Gharul ikut mengarahkan pandangannya pada atas pintu mushola, lalu tersenyum. "Itu kalimat tauhid."

"Bisa dijelaskan? Saya sangat tertarik dengan makna yang terkandung di dalamnya."

"Kalimat tauhid atau syahadat La Ilaha Illallah yang artinya tiada Tuhan selain Allah merupakan sumber penciptaan dan perintah, sumber pahala dan hukuman. Kalimat tauhid adalah kebenaran yang menjadi landasan agama dan kiblat. Syarat seseorang untuk menjadi muslim seutuhnya, selain mengimani Allah dalam hatinya, ia pun mesti mengucapkan kedua kalimat syahadat." Tanpa kesusahan Gharul menjelaskan dengan cara yang dipahami Elden.
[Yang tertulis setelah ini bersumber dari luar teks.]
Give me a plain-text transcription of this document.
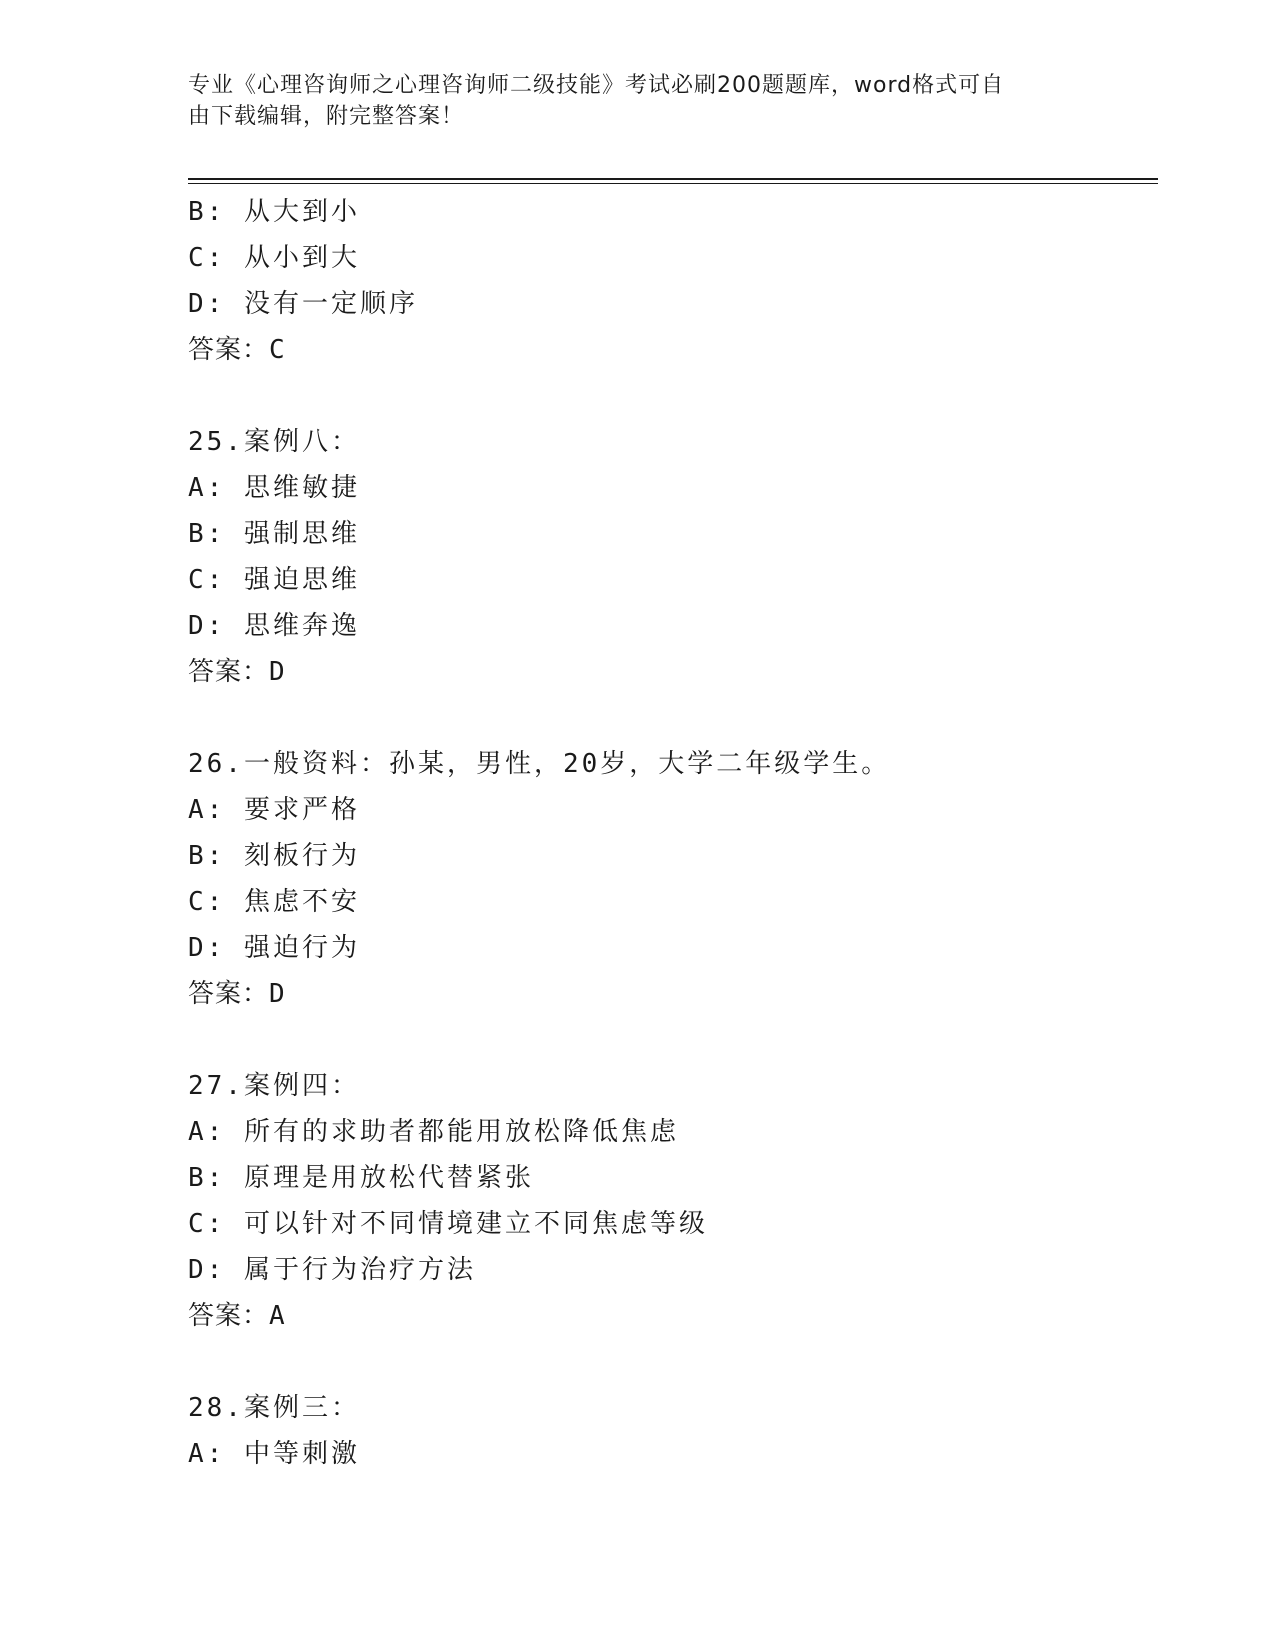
专业《心理咨询师之心理咨询师二级技能》考试必刷200题题库，word格式可自
由下载编辑，附完整答案！
B: 从大到小
C: 从小到大
D: 没有一定顺序
答案：C
25.案例八：
A: 思维敏捷
B: 强制思维
C: 强迫思维
D: 思维奔逸
答案：D
26.一般资料：孙某，男性，20岁，大学二年级学生。
A: 要求严格
B: 刻板行为
C: 焦虑不安
D: 强迫行为
答案：D
27.案例四：
A: 所有的求助者都能用放松降低焦虑
B: 原理是用放松代替紧张
C: 可以针对不同情境建立不同焦虑等级
D: 属于行为治疗方法
答案：A
28.案例三：
A: 中等刺激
"Pernah disebutkan dalam hadist riwayat Bukhari Muslim, bahwa; islam dibangun di atas lima perkara: (1) Syahadat bahwa tiada tuhan yang berhak disembah dengan benar selain Allah dan bahwa Muhammad adalah utusan Allah; menegakkan shalat; menunaikan zakat; puasa di bulan Ramadhan; dan (5) berhaji ke Baitullah." Gharul menjeda dengan mengembuskan nafas pelan. "Itulah yang disebut rukun Islam. Anggap saja begini, seperti halnya membangun rumah. Keyakinan hati adalah niatnya, kalimat tauhid adalah pondasi dan sholat adalah tiang-tiangnya."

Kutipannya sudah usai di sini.